None of us are able to achieve success without some help along the way. Is there a particular person who you are grateful towards who helped get you to where you are? Can you share a story about that?

Without a doubt I am most grateful for my parents who twenty years ago made the incredibly difficult decision to leave their established lives behind and immigrate to the United States in order to provide me with the most promising future possible. It is because of their sacrifices that I am able to do what I do today, and I will always be indebted to them for their selflessness.

How have you used your success to bring goodness to the world?

I feel incredibly grateful that my career journey has led me to the SHEPHERD Foundation, especially as it relates to creating equal and just systems, allowing me to really come full circle in my desire to contribute to fixing broken systems.
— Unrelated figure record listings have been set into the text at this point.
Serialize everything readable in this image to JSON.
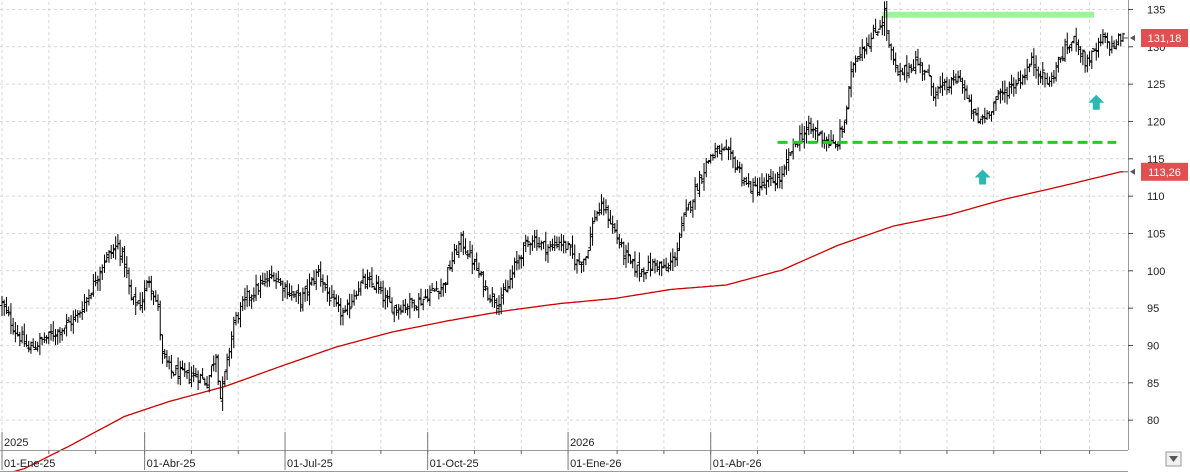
{
  "chart_data": {
    "type": "bar",
    "subtype": "ohlc",
    "x_axis": {
      "labels": [
        "01-Ene-25",
        "01-Abr-25",
        "01-Jul-25",
        "01-Oct-25",
        "01-Ene-26",
        "01-Abr-26"
      ],
      "year_labels": [
        "2025",
        "2026"
      ]
    },
    "y_axis": {
      "side": "right",
      "ticks": [
        80,
        85,
        90,
        95,
        100,
        105,
        110,
        115,
        120,
        125,
        130,
        135
      ],
      "range": [
        76,
        136
      ]
    },
    "grid": true,
    "price_series": {
      "color": "#000000",
      "keypoints": [
        [
          0,
          95.5
        ],
        [
          6,
          92
        ],
        [
          12,
          89.5
        ],
        [
          20,
          91
        ],
        [
          28,
          92.5
        ],
        [
          34,
          94
        ],
        [
          40,
          97.5
        ],
        [
          46,
          101.5
        ],
        [
          52,
          103.5
        ],
        [
          55,
          101
        ],
        [
          58,
          96
        ],
        [
          62,
          95.5
        ],
        [
          66,
          99
        ],
        [
          70,
          95
        ],
        [
          72,
          88.5
        ],
        [
          76,
          86.5
        ],
        [
          82,
          86
        ],
        [
          88,
          86
        ],
        [
          92,
          85
        ],
        [
          96,
          89
        ],
        [
          98,
          83
        ],
        [
          100,
          86
        ],
        [
          104,
          93
        ],
        [
          110,
          96.5
        ],
        [
          116,
          98
        ],
        [
          122,
          99.5
        ],
        [
          126,
          98
        ],
        [
          130,
          97
        ],
        [
          134,
          96
        ],
        [
          138,
          98
        ],
        [
          142,
          100
        ],
        [
          146,
          97
        ],
        [
          150,
          95
        ],
        [
          154,
          94
        ],
        [
          158,
          97
        ],
        [
          162,
          98.5
        ],
        [
          168,
          98
        ],
        [
          172,
          96
        ],
        [
          176,
          95
        ],
        [
          182,
          95.5
        ],
        [
          188,
          96
        ],
        [
          194,
          97.5
        ],
        [
          198,
          98
        ],
        [
          202,
          101.5
        ],
        [
          206,
          104
        ],
        [
          210,
          102
        ],
        [
          214,
          99.5
        ],
        [
          218,
          97
        ],
        [
          222,
          96
        ],
        [
          226,
          97
        ],
        [
          230,
          100.5
        ],
        [
          234,
          103
        ],
        [
          238,
          104.5
        ],
        [
          242,
          103.5
        ],
        [
          246,
          103
        ],
        [
          250,
          104
        ],
        [
          254,
          103
        ],
        [
          258,
          101
        ],
        [
          262,
          102
        ],
        [
          266,
          107.5
        ],
        [
          270,
          108.5
        ],
        [
          274,
          106
        ],
        [
          278,
          103
        ],
        [
          282,
          101
        ],
        [
          286,
          100
        ],
        [
          290,
          100.5
        ],
        [
          294,
          101
        ],
        [
          298,
          100
        ],
        [
          302,
          102
        ],
        [
          306,
          107
        ],
        [
          310,
          110
        ],
        [
          314,
          113
        ],
        [
          318,
          115.5
        ],
        [
          322,
          116
        ],
        [
          326,
          115.5
        ],
        [
          330,
          114
        ],
        [
          334,
          111.5
        ],
        [
          338,
          111
        ],
        [
          342,
          111.5
        ],
        [
          346,
          112
        ],
        [
          350,
          112.5
        ],
        [
          354,
          116
        ],
        [
          358,
          118
        ],
        [
          362,
          119
        ],
        [
          366,
          118.5
        ],
        [
          370,
          117.5
        ],
        [
          374,
          116.5
        ],
        [
          378,
          120
        ],
        [
          382,
          128
        ],
        [
          386,
          130
        ],
        [
          390,
          131
        ],
        [
          394,
          133
        ],
        [
          396,
          134.5
        ],
        [
          398,
          130
        ],
        [
          402,
          126
        ],
        [
          406,
          127
        ],
        [
          410,
          128
        ],
        [
          414,
          127
        ],
        [
          418,
          124
        ],
        [
          422,
          124.5
        ],
        [
          426,
          125
        ],
        [
          430,
          126
        ],
        [
          434,
          122
        ],
        [
          438,
          120
        ],
        [
          442,
          121
        ],
        [
          446,
          123
        ],
        [
          450,
          124
        ],
        [
          454,
          125
        ],
        [
          458,
          126
        ],
        [
          462,
          128
        ],
        [
          466,
          126.5
        ],
        [
          470,
          125
        ],
        [
          474,
          128
        ],
        [
          478,
          130
        ],
        [
          482,
          131
        ],
        [
          486,
          128
        ],
        [
          490,
          129
        ],
        [
          494,
          131
        ],
        [
          498,
          130
        ],
        [
          502,
          131.2
        ]
      ]
    },
    "moving_average": {
      "color": "#cc0000",
      "keypoints": [
        [
          0,
          72.7
        ],
        [
          10,
          73.5
        ],
        [
          30,
          76.5
        ],
        [
          55,
          80.5
        ],
        [
          75,
          82.5
        ],
        [
          100,
          84.5
        ],
        [
          125,
          87.2
        ],
        [
          150,
          89.8
        ],
        [
          175,
          91.8
        ],
        [
          200,
          93.3
        ],
        [
          225,
          94.6
        ],
        [
          250,
          95.6
        ],
        [
          275,
          96.3
        ],
        [
          300,
          97.5
        ],
        [
          325,
          98.1
        ],
        [
          350,
          100.1
        ],
        [
          375,
          103.4
        ],
        [
          400,
          106
        ],
        [
          425,
          107.5
        ],
        [
          450,
          109.6
        ],
        [
          475,
          111.3
        ],
        [
          502,
          113.26
        ]
      ]
    },
    "badges": [
      {
        "text": "131,18",
        "value": 131.18,
        "color": "#e05050"
      },
      {
        "text": "113,26",
        "value": 113.26,
        "color": "#e05050"
      }
    ],
    "annotations": {
      "resistance_line": {
        "value": 134.3,
        "color": "#9ef39e",
        "x_range": [
          395,
          490
        ],
        "style": "solid"
      },
      "support_line": {
        "value": 117.2,
        "color": "#22cc22",
        "x_range": [
          348,
          500
        ],
        "style": "dashed"
      },
      "arrows": [
        {
          "x": 440,
          "value": 112.5,
          "color": "#2ab8b0",
          "direction": "up"
        },
        {
          "x": 491,
          "value": 122.5,
          "color": "#2ab8b0",
          "direction": "up"
        }
      ]
    }
  }
}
SHEPHERD sits squarely at the intersection of health and inequity because rare cancers strike some of our most vulnerable and under-resourced populations the hardest. And it is because of this that we are launching the SHEPHERD Justice Lab, an initiative that seeks to extend the foundation’s mission to serve the neglected of the neglected — the incarcerated, refugees, immigrants, and underrepresented minorities.

To do so we have created a fellowship program to gain insights from those who have experienced these unjust systems first-hand, while, at the same time, offering our fellows the opportunity to expand their own breadth of knowledge and networks by working with us on research, advocacy, policy, and storytelling so that when they leave our program, they become even greater advocates for themselves and others.

Our goal is to learn from those who understand the system, the inequities that are faced and are equipped with the ideas on how best to make effective, long-lasting, systemic changes to these broken systems — so that all patients may live.

You are a person of enormous influence. If you could inspire a movement that would bring the most amount of good to the most amount of people, what would that be? You never know what your idea can trigger. 🙂

At the SHEPHERD Foundation we are creating a movement to revolutionize the rare cancer system. We aim to unite those that suffer from rare cancers as one chorus of voices demanding a better system that works for patients and their families. There is hope for those fighting. There is a way to honor those no longer with us. There is hope for a better future where rare cancers are better understood and better treated.

Everyone has a vital role to play in this movement whether you are a rare cancer patient, family member, caregiver, researcher, clinician, or organization, we want you to be an activist with us and advocate for legislative change on behalf of all rare cancer patients.

Here’s what that might look like:

If you are a patient, connect with your family and friends and have a dedicated conversation about your disease or share your story on our website as part of our “Get Loud” book for Congress. Each chapter will be devoted to a state which will then be delivered to your state’s representatives on the Hill. The final book, with all 50 chapters, will be delivered to the White House.

If you are a family member or caregiver, send an email or call your representative to advocate for change related to federal funding for rare cancer research and development, clinical trials, molecular diagnostics, and genetic counseling.

If you are a scientist or clinician, advocate for legislative change alongside patients, family members and caregivers.

If you are an individual advocate or organization, join the fight for legislative change and help us raise awareness that rare isn’t rare. We will not accept the status quo. We know that every life matters and it’s time that we start holding the system to a new standard.

Together, we can light the path to better outcomes.

Can you please give us your favorite “Life Lesson Quote”? Can you share how that was relevant to you in your life?

My favorite quote is from Nelson Mandela “It always seems impossible until it’s done”. And in my career journey — I have come to understand that we have the power — especially as women — to get it done — whatever “it” means to you.

This was very meaningful, thank you so much. We wish you only continued success on your great work!